Greek Debt – a matter of simple mathematics
Whilst it is quite possible that Ireland could end up in debt servitude for a very long time without catastrophe, the Greek situation is so severe so as to be unmanageable.
Whatever deal is cobbled together – assuming it is approved by the Greek cabinet and parliament – will surely contain some elements of fiction to make the mathematics work.
This happened in Ireland – and although the Troika have applauded Ireland for sticking to their austerity measures the growth rates in the Irish economy are so far off original predictions that some observers believe that a new bailout is inevitable. If Europe is still in “extend and pretend” mode, I have no doubt that such a deal could be reached too!

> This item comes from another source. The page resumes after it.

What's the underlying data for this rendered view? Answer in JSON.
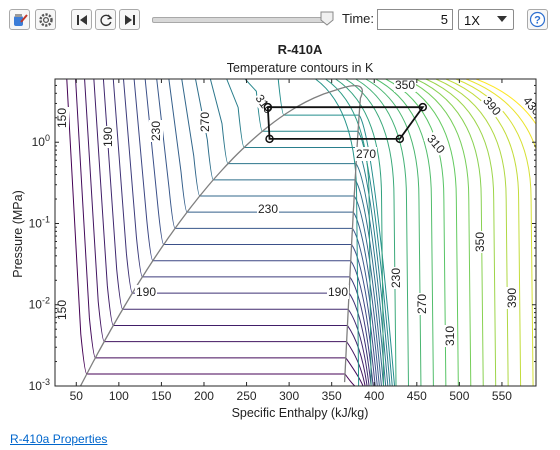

But Ireland is a picnic compared to Greece in terms of basic sovereign finances.
It is clear that the austerity being demanded from the Greeks in return for a deal is so severe so as to make even the technocrat government think twice about agreeing to them. I believe that their nervousness is not a simple matter of apprehension as to how it will play with the volatile Greek public – rather I believe that they are worried about the destimulative effects of those cuts.
This is where we get back to the mathematics. Assuming the Greeks get some part of their debt forgiven, and assuming that they get a decent interest rate, their economy will still need to grow at a fair clip to be able to recover, not just tread water. If you remove a huge amount of public spending, the economy will shrink.
I don’t think this can be done. I cannot see a set of decisions that can make this work.
That doesn’t mean that a deal won’t be announced to great fanfare. Europe is well capable of that. But, like the last Greek deal that didn’t work, the devil is in the detail. We will find, before long, that this solution has not worked either.
UPDATE WEDNESDAY 8th FEB – Reports from Athens and the Wall Street Journal say that the new deal with Greece is targeting a “reduction of Debt/GDP ratio from 160% today to a more sustainable 120% by 2020” (my emphasis). Back to mathematics….all the best economists agree that once debt/GDP reaches 100% in a country, it will hurt long term prospects. Basically the interest payments start to take away from the core functions of government and the resultant tax burden slows things down. A negative spiral results. If this is the target of the new troika deal with the Greeks then even a most basic analysis should find that it doesn’t work. It will be fascinating to see how the “markets” react, given all the money and supposed talent they have on hand to look at these matters.